Image Policy: During URL rewriting, remote images are not allowed. Each encountered image is downloaded and served locally. If an image cannot be downloaded (blocked host, network error, unsupported), it is replaced with a local placeholder at /images/image-cannot-be-downloaded.svg. Protocol-relative (//host/...) URLs are treated as remote.

Monitoring & Management

Job Status

  • Queued: Job created, waiting to start
  • Running: Import in progress
  • Cancelling: Cancel requested, stopping gracefully
  • Cancelled: Import stopped by user
  • Failed: Import encountered errors
  • Completed: Import finished successfully

Progress Tracking

  • Real-time progress bar during import
  • Item counts: total, posts, attachments, redirects, skipped
  • Detailed error logging for failed items

Job Management

  • Cancel: Stop a running import
  • Retry: Restart a failed or cancelled import
  • View Details: See comprehensive job information and errors

Error Handling

Common Error Types

  • Media Download: Failed to download attachment files
  • Post Import: Failed to create or update post records
  • Redirect Creation: Failed to create URL redirects
  • Fatal Error: Critical system errors

Error Details

Each error includes:

  • Item identifier (GUID, URL, etc.)
  • Error message and type
  • Relevant item data for debugging
  • Timestamp of occurrence

Requirements

Database

  • PostgreSQL database with import job tables
  • Required schema: import_jobs, import_job_errors

Storage (Optional)

For media downloads, configure S3 or Cloudflare R2:

  • S3_REGION / R2_REGION
  • S3_ENDPOINT / R2_ENDPOINT
  • S3_ACCESS_KEY_ID / R2_ACCESS_KEY_ID
  • S3_SECRET_ACCESS_KEY / R2_SECRET_ACCESS_KEY
  • S3_BUCKET / R2_BUCKET

Permissions

  • Admin user account required
  • File system write access for temporary files

Limitations

Content Support

  • Only imports posts (skips pages, custom post types)
  • Comments imported only for published posts
  • WordPress shortcodes preserved as raw HTML
  • No WordPress plugin data or custom fields

Media & Security

  • Remote images are disallowed in imported post content.
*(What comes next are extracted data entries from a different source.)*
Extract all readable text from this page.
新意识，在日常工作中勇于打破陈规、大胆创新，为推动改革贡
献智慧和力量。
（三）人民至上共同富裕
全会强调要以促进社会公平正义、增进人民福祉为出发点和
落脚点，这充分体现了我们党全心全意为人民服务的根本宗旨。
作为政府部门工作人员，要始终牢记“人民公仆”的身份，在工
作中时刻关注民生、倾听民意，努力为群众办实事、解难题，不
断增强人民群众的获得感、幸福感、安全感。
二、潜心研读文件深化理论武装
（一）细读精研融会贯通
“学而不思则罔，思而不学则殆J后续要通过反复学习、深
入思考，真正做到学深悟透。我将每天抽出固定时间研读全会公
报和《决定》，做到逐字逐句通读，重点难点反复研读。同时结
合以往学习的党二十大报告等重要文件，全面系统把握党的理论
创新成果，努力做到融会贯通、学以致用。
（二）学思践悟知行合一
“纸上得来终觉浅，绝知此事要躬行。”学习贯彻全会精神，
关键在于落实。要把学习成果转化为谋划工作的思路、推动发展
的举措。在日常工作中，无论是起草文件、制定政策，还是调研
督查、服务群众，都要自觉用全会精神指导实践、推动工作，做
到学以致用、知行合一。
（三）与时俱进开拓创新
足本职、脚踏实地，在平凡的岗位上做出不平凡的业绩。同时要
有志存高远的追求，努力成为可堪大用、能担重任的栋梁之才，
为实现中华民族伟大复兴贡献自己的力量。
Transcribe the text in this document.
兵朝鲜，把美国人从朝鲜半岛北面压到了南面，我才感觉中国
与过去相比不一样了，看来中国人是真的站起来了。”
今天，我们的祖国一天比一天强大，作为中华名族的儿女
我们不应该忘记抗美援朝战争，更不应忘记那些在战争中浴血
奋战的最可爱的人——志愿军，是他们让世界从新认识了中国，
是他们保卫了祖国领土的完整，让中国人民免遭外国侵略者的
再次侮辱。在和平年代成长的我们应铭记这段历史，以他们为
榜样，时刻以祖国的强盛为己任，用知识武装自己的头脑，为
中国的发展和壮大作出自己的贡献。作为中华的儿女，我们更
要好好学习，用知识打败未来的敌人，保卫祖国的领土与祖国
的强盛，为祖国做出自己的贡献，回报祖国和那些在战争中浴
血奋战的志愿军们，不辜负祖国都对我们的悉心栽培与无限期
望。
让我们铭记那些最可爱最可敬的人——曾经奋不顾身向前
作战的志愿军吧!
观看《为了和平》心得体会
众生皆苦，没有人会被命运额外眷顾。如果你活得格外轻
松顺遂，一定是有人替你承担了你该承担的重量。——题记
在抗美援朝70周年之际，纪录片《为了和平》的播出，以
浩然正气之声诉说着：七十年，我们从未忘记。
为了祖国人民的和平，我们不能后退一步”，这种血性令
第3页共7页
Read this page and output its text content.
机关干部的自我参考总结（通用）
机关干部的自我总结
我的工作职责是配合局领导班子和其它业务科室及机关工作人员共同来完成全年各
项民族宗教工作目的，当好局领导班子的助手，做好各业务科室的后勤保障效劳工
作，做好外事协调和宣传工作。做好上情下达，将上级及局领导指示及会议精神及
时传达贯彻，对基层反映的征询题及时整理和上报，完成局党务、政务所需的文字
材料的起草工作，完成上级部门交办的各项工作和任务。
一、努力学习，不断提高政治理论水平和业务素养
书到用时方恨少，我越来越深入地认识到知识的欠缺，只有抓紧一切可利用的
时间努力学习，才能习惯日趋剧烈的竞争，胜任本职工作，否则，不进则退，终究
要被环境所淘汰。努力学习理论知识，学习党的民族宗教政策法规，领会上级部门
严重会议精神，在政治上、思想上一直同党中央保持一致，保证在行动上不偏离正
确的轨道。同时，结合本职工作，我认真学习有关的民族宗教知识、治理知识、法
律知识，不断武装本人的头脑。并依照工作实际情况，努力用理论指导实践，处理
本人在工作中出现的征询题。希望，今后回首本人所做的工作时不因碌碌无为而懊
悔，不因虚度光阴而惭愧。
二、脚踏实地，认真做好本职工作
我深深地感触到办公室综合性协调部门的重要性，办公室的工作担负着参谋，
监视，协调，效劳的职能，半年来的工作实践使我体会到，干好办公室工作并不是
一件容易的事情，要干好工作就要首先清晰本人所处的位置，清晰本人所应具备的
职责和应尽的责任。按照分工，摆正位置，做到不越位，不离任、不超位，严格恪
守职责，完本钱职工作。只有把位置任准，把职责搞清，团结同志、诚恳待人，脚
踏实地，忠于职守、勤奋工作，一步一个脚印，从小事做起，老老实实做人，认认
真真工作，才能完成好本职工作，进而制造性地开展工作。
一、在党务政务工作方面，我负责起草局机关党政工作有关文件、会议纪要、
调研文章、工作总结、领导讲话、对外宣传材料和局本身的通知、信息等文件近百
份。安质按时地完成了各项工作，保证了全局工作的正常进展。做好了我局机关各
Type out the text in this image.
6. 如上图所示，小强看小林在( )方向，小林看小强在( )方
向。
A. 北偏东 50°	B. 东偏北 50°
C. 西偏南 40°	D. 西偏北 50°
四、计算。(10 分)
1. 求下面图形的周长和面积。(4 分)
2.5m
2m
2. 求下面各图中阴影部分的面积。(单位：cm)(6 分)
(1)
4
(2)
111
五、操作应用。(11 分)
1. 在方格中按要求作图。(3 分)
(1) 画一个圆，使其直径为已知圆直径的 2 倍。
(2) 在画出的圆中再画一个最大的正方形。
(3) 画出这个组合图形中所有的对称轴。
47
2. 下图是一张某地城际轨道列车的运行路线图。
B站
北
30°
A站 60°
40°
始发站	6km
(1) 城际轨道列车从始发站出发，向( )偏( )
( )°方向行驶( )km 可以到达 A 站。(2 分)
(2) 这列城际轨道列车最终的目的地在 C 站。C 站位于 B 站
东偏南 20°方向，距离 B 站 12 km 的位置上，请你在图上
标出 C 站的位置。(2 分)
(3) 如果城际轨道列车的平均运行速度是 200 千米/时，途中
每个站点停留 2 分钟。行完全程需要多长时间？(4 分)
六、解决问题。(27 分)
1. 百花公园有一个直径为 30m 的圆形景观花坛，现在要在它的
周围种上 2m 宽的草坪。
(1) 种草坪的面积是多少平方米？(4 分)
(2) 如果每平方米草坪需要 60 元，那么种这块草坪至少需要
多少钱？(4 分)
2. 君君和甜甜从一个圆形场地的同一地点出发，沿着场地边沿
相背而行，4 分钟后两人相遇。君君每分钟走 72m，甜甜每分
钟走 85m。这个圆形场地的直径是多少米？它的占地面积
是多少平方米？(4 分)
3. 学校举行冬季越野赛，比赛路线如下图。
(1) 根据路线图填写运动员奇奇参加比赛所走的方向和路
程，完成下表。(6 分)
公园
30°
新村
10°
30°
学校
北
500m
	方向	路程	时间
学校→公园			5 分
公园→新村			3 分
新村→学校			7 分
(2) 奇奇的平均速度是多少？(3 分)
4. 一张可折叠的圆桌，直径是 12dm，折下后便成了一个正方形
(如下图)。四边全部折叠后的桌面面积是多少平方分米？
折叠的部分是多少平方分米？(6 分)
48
Import will either:
    • Download and rewrite the image to a local URL, or
    • Replace the element with a placeholder image located at /images/image-cannot-be-downloaded.svg if the download fails.
  • Featured images follow the same rule and will only be set when a local copy exists.

Technical Limits

  • Maximum file size depends on server configuration
  • Large imports may require increased timeout limits
  • Concurrent media downloads limited to prevent overload

Command Line Usage

For large imports or automation, use the CLI script:

# Basic import
pnpm wxr:import -- path=./export.xml

# Dry run preview
pnpm wxr:import -- path=./export.xml --dry-run

# Skip media downloads
pnpm wxr:import -- path=./export.xml --skip-media

# Verbose output with concurrency control
pnpm wxr:import -- path=./export.xml --verbose concurrency=8

# Offline import with local media files and complete purge
pnpm wxr:import -- path=./export.xml --purge uploads=/path/to/wp-uploads root='^https?://oldsite\.com$' --verbose

# Import with allowed hosts filter
pnpm wxr:import -- path=./export.xml allowedHosts=example.com,cdn.example.com --verbose

CLI Options

  • path=<file>: (Required) Path to WXR export file
  • --verbose: Enable detailed logging
  • --dry-run: Preview without making changes
  • --skip-media: Skip media downloads
  • --rebuild-excerpts: Regenerate all excerpts
  • --purge: ⚠️ Delete all posts, comments, categories, tags, redirects, and uploaded files
  • uploads=<path>: Local uploads directory for offline import
  • root=<pattern>: Regex pattern for old site URL (required with uploads)
  • allowedHosts=<hosts>: Comma-separated allowed domains
  • concurrency=<number>: Simultaneous downloads (1-10, default: 4)

Troubleshooting

Import Fails to Start

  • Check file format (must be .xml)
  • Verify admin permissions
  • Check disk space for temporary files

Media Download Errors

  • Verify S3/R2 configuration
  • Check network connectivity to source URLs
  • Review allowed hosts whitelist

High Memory Usage

  • Use CLI for very large imports
  • Reduce concurrency setting
  • Process in smaller batches

Performance Issues

  • Import during low traffic periods
  • Use --skip-media for content-only imports
  • Monitor server resources during import

Best Practices

  1. Test First: Always run a dry-run before live import
  2. Backup: Create database backup before importing
  3. Media Strategy: Configure S3/R2 before importing media-heavy sites
  4. Incremental: For large sites, consider importing in smaller batches
  5. Monitoring: Watch import progress and error logs closely
  6. Cleanup: Remove temporary files after completed imports